In this demo, we chose to use the sops tool, together with a Terraform provider for sops for storing secrets as encrypted files in version control. The Terraform provider is then used to decrypt the secrets and pass them to the resources. Also, the Terraform state file is stored in an S3 bucket with public access disabled and a bucket policy that requires the use of a KMS key, for encryption at rest.

Sops seems like a very valuable tool, allowing the use of multiple keys for encryption (e.g. PGP, and all major cloud KMS services) and encrypting JSON/YAML values yield more diff friendly modifications. See the Sops Motivation for more background.

Terraform SolutionLink to Terraform Solution

When designing the Terraform solution we considered various options. One option could have been to create everything in one Terraform state. This would have made the initial setup simpler but we wanted to have more freedom to modify individual parts of the infrastructure and therefore created a Terraform solution in which the overall infrastructure is divided into module-based Terraform states.
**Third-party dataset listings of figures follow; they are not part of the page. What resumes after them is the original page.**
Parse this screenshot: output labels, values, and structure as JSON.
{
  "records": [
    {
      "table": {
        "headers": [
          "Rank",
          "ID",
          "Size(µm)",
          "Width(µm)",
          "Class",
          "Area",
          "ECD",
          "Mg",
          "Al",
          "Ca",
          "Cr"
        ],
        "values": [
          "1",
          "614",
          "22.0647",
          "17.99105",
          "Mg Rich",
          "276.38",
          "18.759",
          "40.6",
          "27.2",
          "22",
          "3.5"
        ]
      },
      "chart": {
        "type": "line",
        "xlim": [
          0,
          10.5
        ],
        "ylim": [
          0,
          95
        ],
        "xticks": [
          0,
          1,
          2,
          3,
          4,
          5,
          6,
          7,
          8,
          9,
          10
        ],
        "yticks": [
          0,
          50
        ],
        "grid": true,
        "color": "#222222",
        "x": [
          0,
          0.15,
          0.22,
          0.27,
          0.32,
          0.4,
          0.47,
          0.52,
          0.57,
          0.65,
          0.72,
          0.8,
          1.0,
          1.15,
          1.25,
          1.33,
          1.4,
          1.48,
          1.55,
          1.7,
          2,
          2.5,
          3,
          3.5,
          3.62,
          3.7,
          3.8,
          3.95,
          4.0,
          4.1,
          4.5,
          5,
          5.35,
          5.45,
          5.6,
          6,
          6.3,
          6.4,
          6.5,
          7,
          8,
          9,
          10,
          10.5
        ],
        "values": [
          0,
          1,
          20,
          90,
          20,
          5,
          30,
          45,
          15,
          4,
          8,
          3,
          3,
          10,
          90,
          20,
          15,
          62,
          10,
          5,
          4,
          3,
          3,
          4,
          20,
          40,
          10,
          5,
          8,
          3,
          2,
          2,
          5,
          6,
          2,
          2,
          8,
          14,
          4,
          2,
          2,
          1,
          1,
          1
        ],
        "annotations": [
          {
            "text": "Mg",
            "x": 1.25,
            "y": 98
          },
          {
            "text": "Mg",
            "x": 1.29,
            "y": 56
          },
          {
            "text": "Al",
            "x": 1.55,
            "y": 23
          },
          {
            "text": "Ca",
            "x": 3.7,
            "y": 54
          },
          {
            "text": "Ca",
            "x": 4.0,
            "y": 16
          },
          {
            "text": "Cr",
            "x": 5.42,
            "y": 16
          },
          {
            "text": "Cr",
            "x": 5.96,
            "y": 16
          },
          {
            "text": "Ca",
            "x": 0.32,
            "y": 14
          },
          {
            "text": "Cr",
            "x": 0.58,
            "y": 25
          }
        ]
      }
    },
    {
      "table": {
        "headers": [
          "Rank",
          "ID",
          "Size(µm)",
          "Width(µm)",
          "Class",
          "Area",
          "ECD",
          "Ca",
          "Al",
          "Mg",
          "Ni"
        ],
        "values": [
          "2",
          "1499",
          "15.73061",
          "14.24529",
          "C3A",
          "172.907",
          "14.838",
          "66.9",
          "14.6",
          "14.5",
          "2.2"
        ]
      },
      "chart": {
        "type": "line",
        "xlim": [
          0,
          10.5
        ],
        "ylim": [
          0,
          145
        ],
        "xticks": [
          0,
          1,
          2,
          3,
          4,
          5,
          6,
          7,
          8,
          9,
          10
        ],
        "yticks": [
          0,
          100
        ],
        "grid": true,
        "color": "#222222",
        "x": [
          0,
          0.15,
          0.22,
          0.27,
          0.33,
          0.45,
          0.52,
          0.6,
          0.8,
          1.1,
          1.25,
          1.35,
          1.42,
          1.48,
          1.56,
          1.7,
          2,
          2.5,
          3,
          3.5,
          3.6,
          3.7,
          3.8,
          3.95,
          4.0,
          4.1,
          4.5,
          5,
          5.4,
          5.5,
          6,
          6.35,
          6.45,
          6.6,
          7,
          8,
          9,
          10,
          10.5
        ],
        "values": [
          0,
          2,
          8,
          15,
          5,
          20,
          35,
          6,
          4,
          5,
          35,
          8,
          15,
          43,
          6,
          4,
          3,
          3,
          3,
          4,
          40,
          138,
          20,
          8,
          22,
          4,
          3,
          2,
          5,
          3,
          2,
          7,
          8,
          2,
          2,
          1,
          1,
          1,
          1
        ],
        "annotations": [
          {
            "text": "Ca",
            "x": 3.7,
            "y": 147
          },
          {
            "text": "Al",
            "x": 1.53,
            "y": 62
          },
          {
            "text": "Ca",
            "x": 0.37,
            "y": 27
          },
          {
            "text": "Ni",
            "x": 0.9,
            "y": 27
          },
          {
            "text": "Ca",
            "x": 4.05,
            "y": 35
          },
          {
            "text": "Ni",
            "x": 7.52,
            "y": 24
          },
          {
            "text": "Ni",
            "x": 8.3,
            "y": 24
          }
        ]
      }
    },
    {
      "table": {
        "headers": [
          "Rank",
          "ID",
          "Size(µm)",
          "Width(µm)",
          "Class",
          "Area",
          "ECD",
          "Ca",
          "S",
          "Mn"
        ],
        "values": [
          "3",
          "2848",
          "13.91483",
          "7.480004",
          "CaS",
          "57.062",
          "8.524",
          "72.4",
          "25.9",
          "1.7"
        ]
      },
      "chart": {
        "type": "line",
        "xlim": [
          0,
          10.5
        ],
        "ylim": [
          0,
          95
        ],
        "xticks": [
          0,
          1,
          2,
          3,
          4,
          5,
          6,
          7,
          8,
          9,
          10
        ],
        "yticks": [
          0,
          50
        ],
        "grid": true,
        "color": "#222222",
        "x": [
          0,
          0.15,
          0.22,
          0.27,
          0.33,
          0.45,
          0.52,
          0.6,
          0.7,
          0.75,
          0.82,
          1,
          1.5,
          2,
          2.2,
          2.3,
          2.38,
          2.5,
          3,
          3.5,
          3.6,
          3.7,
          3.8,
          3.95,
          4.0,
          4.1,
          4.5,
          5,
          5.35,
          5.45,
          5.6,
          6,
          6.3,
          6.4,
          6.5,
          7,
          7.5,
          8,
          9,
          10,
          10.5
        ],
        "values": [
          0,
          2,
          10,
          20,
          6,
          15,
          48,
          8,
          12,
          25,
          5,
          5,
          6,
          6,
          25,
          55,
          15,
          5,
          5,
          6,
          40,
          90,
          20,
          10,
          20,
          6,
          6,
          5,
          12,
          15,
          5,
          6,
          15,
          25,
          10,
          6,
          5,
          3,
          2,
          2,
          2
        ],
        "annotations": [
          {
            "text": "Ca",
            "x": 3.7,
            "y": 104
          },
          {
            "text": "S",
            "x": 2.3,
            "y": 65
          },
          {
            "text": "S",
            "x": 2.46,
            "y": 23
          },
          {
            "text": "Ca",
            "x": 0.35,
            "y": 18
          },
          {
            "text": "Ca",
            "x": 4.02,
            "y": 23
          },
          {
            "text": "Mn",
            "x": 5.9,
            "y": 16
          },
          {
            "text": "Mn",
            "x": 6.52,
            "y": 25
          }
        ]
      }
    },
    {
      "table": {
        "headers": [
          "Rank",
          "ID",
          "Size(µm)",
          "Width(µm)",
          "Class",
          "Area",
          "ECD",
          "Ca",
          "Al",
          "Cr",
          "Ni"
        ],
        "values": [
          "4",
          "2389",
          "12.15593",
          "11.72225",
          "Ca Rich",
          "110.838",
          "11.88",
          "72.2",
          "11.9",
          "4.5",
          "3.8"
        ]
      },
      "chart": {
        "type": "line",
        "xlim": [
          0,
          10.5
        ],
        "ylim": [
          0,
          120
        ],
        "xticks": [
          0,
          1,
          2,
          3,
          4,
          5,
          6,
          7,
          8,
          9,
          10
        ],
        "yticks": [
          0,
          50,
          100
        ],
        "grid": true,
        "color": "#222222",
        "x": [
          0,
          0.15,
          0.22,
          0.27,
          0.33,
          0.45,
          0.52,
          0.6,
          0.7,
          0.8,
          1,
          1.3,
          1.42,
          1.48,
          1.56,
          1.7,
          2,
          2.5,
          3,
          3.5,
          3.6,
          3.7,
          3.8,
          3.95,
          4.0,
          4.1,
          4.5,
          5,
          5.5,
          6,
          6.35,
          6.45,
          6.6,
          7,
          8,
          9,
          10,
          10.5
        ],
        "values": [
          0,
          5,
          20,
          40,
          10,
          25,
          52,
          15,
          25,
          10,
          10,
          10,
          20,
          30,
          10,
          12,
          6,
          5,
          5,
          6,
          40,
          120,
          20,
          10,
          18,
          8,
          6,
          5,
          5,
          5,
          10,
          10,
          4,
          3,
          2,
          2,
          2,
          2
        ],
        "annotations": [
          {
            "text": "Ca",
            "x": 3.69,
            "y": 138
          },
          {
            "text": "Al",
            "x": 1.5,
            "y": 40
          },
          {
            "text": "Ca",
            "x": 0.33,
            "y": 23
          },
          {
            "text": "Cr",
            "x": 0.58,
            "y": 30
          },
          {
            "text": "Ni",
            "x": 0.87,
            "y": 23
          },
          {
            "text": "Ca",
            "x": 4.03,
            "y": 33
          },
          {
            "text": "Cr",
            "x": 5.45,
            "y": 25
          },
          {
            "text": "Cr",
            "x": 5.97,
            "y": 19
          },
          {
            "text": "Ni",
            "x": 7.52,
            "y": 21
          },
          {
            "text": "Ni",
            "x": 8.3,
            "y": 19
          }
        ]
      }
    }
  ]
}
The rationale for this is that the demonstration is used internally at Metosin for educational purposes but also as a baseline for new AWS projects - therefore we needed to find a good balance between simplicity and flexibility.

For educational purposes we have provided a utility script that creates the whole infrastructure: apply-all.sh. It is just a helper script for Terraform learners to make their first Terraform experience more pleasant. In real life you would develop individual modules independently by calling terraform plan/apply in the module's directory. The demonstration provides both an easy ramp-up for learners but modularity and flexibility for real-life projects.

If you want to create individual modules one by one follow the dependency graph to find out the order in which the modules need to be created and follow the instructions in the module's README file. Basically you just need to source the terraform-init file and then run terraform plan/apply.

What Next?Link to What Next?

Metosin has a strategy that learning is one of the key success factors at the company - therefore also the authors of this blog post got an internal educational budget for implementing this demonstration and template. But it doesn't stop here. Metosin has a roadmap that we will be using the cloud-busting repo as a sandbox for experimenting technologies that we are using and are interested in - all employees will be invited to implement cloud-related demonstrations. So, stay tuned, most probably you are going to see demonstrations on immutable databases like Datomic and Crux, analytics on AWS, and probably even some other cloud providers.

ConclusionsLink to Conclusions

It was an interesting exercise to implement this AWS ECS demonstration. The requirement was to implement a Terraform example for learning purposes but so that the solution can also be used as a baseline for real projects - even though those can be seen as conflicting requirements we think that we were able find the right balance.